Dem Bienchen genügte diese Antwort natürlich nicht, aber sie war schon tausend Fragen weiter. Irgendwann würde sie die gleiche Frage wieder stellen, genau gesagt immer wieder, solange bis sie die richtige Antwort bekam.
„Du, Mama, der Onkel Oleander und die Tante Xelora haben gestern aber ein schönes Vampir Kostüm angehabt. Das war viel schöner als meins, was wir geholt haben. Können wir es umtauschen? Ich möchte auch gern so eins haben wie die Zwei gestern. Jetzt geht das doch, weil wir gewonnen haben und außerdem...“, sie machte eine Pause, „Mama, darf ich ausnahmsweise einmal weiterreden?“
Dabei schaute sie ihre Mutter auf eindringliche unwiderstehliche Weise mit gesenktem Kopf von unten herauf an, weil sie wusste, dass es ihr verboten war, noch einmal über dieses Thema zu sprechen.
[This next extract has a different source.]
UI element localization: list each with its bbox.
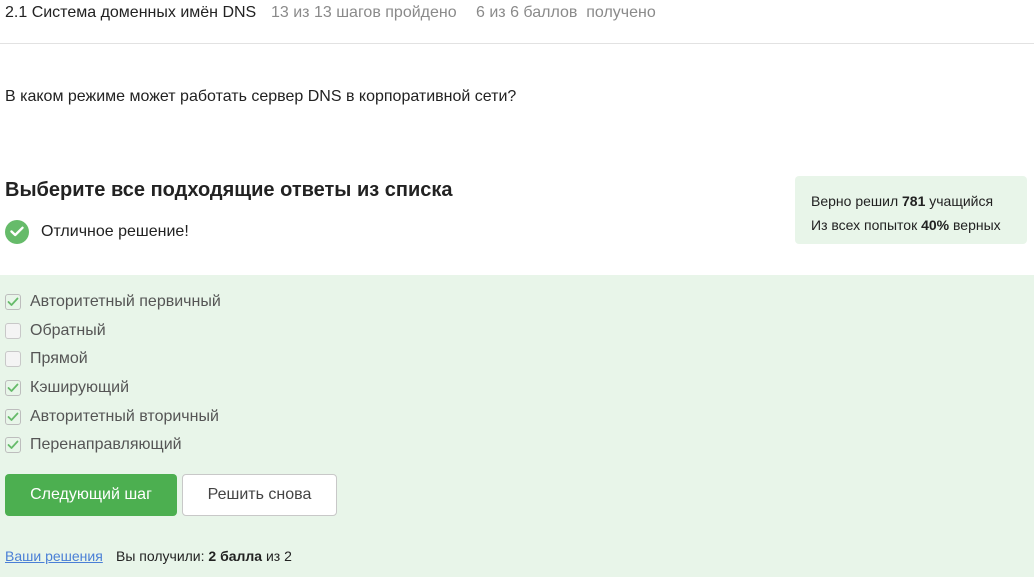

„Sprich weiter Bienchen.“ Sagte sie müde, momentan keine Kraft aufbringend, ein Verbot durchzusetzen.
„Jetzt könnten wir doch...“ und unverzüglich plapperte sie los, „dem Onkel Dracula ein bisschen Geld für sein Schloss geben, damit er es reparieren kann. Meinst du nicht, wir könnten da etwas abgeben? Weißt du, Mama, der war so lieb zu mir und er will mir das ganze Schloss zeigen, wo er und die ganzen lustigen und frechen Geister wohnen, und er hat mir auch versprochen, dass ich wiederkommen darf, weil ich noch lange nicht alles gesehen habe. Wir müssen nur nochmal in den Laden gehen und...“
„Bienchen, mein kleines Bienchen, bitte, bitte, vergiss doch endlich dieses verrückte Märchen! Denn das gibt es in Wirklichkeit nicht!“ ,unterbrach sie barsch das Quasseln ihrer Tochter.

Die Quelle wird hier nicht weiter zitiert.